Hıdırellez sabahı erkenden kalktım, güneş yeni doğuyordu. Bahçeye çıktım, dileğimi kâğıda yazdım: “Bir gün dünyaca ünlü bir yazar olmak istiyorum.” Kâğıdı gül ağacının altına koydum ve içimden defalarca diledim.
Gözlerimi kapattım ve hayal etmeye başladım. Artık ismim kitap kapaklarında yazıyor, kitaplarım farklı dillere çevrilmiş. Dünya çapında imza günlerine gidiyorum, gençlerle buluşuyorum. Kalemimle insanların kalbine dokunabiliyorum. Bir sabah Paris’te uyanıyorum, ardından Tokyo’da bir söyleşiye katılıyorum. Ailem, öğretmenlerim ve arkadaşlarım gururla bana bakıyor. Küçük bir dileğin, ne kadar büyük değişimlere yol açabileceğini o an anlıyorum.

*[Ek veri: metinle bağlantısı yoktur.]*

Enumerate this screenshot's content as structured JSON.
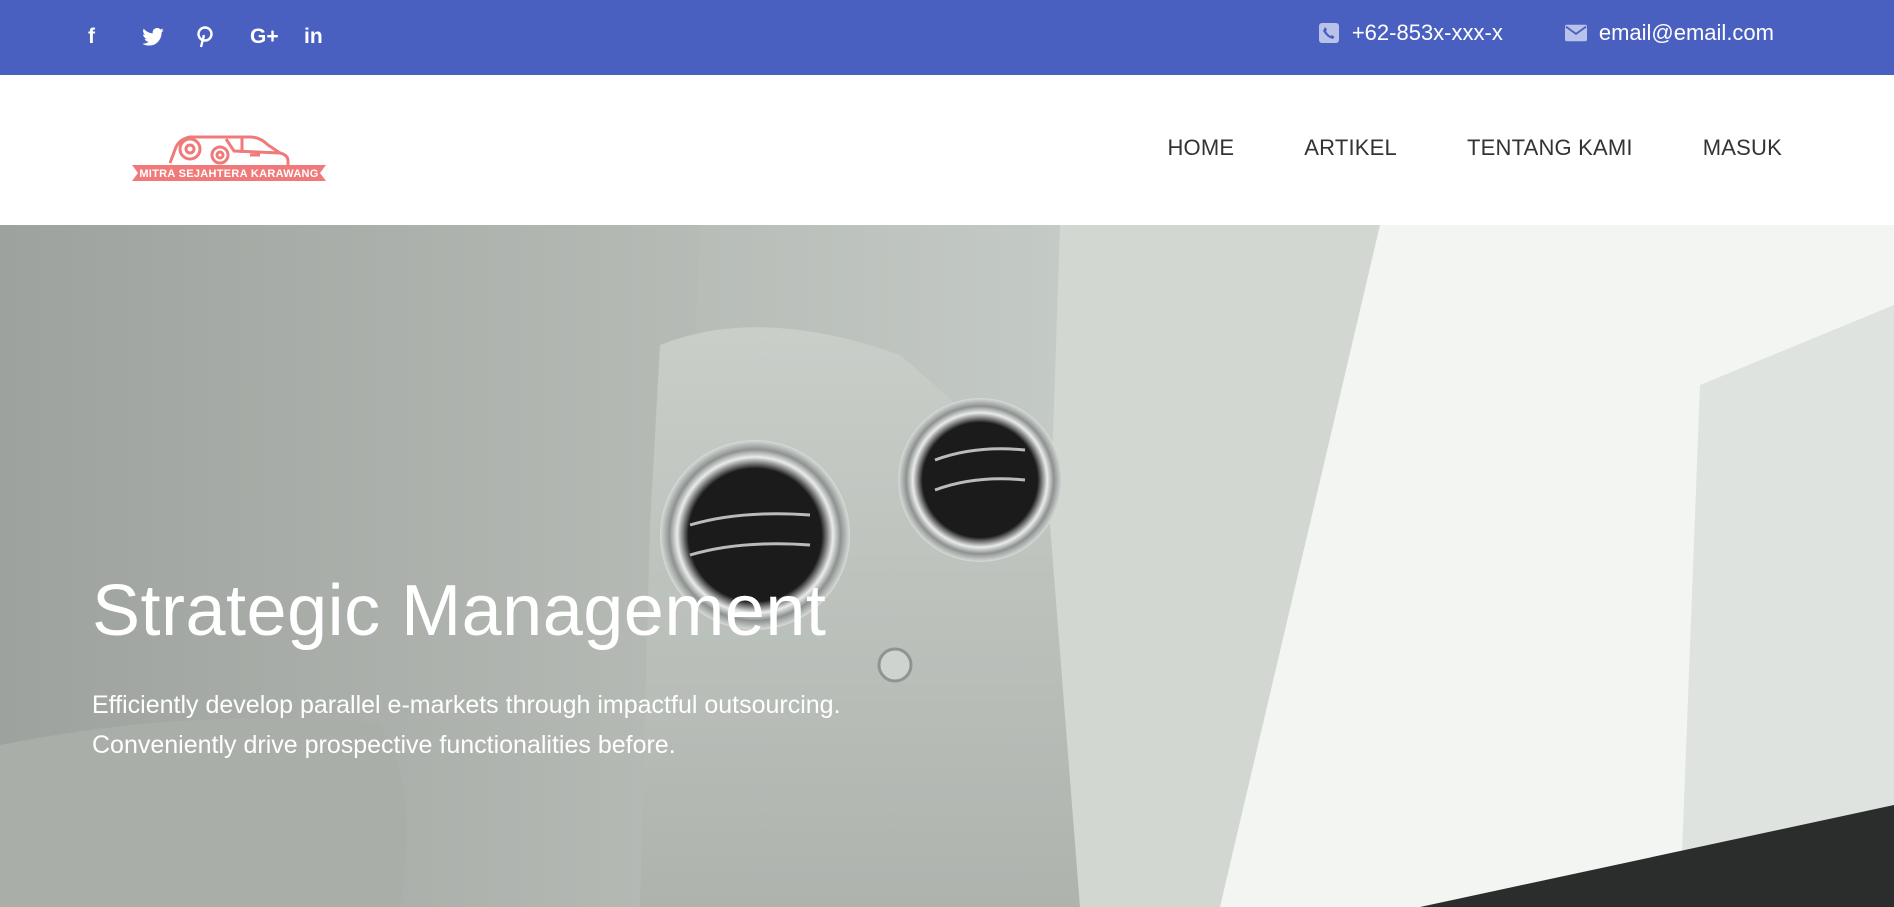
{
  "topbar": {
    "social": [
      {
        "name": "facebook",
        "glyph": "f"
      },
      {
        "name": "twitter",
        "glyph": "t"
      },
      {
        "name": "pinterest",
        "glyph": "p"
      },
      {
        "name": "google-plus",
        "glyph": "G+"
      },
      {
        "name": "linkedin",
        "glyph": "in"
      }
    ],
    "phone": "+62-853x-xxx-x",
    "email": "email@email.com",
    "background": "#4a60c0"
  },
  "header": {
    "logo_text": "MITRA SEJAHTERA KARAWANG",
    "logo_color": "#f07a7a",
    "nav": [
      "HOME",
      "ARTIKEL",
      "TENTANG KAMI",
      "MASUK"
    ]
  },
  "hero": {
    "title": "Strategic Management",
    "subtitle_line1": "Efficiently develop parallel e-markets through impactful outsourcing.",
    "subtitle_line2": "Conveniently drive prospective functionalities before."
  }
}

Sonra gözlerimi açıyorum. Henüz yolun başındayım ama içimde büyük bir inanç var. Çünkü Hıdırellez sabahı sadece dilek dilemekle kalmadım; o dileği gerçekleştirmek için ilk adımı da attım. Belki bir gün, bu yazıyı okuyan birileri de kendi hayalinin peşinden gitmeye cesaret eder.